Advertisement

Agassi, Roddick Advance

Share
Times Staff Writer

Wednesday was Davis Cup hangover day at the Pacific Life Open tennis tournament at Indian Wells.

Andre Agassi rose above his No. 9 seeding to take out No. 5 Guillermo Coria of Argentina, whom Agassi correctly identified as the fastest tennis player in the world. Agassi’s victory was a solid 6-4, 6-1.

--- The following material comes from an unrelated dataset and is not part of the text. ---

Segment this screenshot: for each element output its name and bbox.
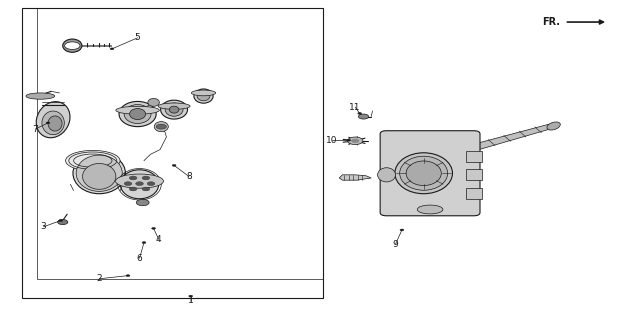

Andy Roddick, No. 3 here, got a measure of revenge by beating the player who wrecked his Olympic dream in Athens, No. 17 Fernando Gonzalez of Chile. Roddick’s victory, with one service break in each set, was a solid 6-4, 6-3.

Advertisement

Both are in the quarterfinals of one of the world most prestigious events, a Tennis Masters Series in a 16,100-seat stadium that was nearly filled all day. Both have the momentum and the games to win here.

And yet both said the same thing, presumably without exchanging notes, about their performances and state of mind afterward: “We’re about a week late.”

Ten days ago in Carson, the U.S. Davis Cup team lost to Croatia. Agassi and Roddick each lost a singles point to Ivan Ljubicic, and it marked the first time in the 105-year history of the Cup that the U.S. lost a first-round match on its home soil. Clearly, the disappointment has not disappeared.

Agassi, as always, was especially articulate.

“Wish we could have played [the Davis Cup] here,” he said. “Seems like these conditions are perfect.”

That triggered a discussion of the court setup at the Home Depot Center. The control of that is in the hands of the home sanctioning body, in this case, the U.S. Tennis Assn. Agassi said the court was “thick, thick, the slowest hard court I’ve ever played on ... like a rainy day in Hamburg.”

He talked about how he likes it faster, Roddick likes it a little slower, and how the court speed had even hurt the doubles team of Mike and Bob Bryan, who lost to the Croatians but advanced here Wednesday, because the Croatians “got so many looks at second balls.”

Advertisement

But Agassi made it clear he was not criticizing the USTA, saying that there had been team feedback in the court setup, and that talking about changing everything after you lose is not productive.

“The reason why it is easy to second guess now is because we lost,” he said.

Joining Agassi and Roddick in the quarterfinals, on a day in which everything else was an undercard to the late-night Roger Federer-Ljubicic feature, were No. 2 Lleyton Hewitt of Australia, who breezed past Paul-Henri Mathieu of France, 6-1, 6-2; No. 4 Carlos Moya of Spain, who beat Fabrice Santoro of France, 7-5, 6-2; No. 6 Tim Henman of England, who beat Tommy Robredo of Spain, 6-4, 2-6, 6-2; No. 29 Nicolas Kiefer of Germany, who upset No. 10 David Nalbandian of Argentina, 6-1, 6-3, and No. 14 Guillermo Canas of Argentina, who advanced when he won the first set, 6-3, and Taylor Dent defaulted with a virus.

In the quarterfinals, Agassi will match up with Hewitt, Roddick with Moya and Canas with Henman, leaving Kiefer for Federer.

Russia’s Elena Dementieva was the first into the women’s semifinals, winning a 3-6, 6-3, 7-5 struggle over Svetlana Kuznetsova. Dementieva, whose weakness is her serve, served for the match at 5-3 of the third and lost at love. Then, much better at receiving for the match, forced Kuznetsova to save four match points at 5-6 before the 19-year-old finally caved by pushing a tight second serve long on the fifth match point. Dementieva will play Kim Clijsters, a 6-1, 3-6, 6-2 winner over Conchita Martinez.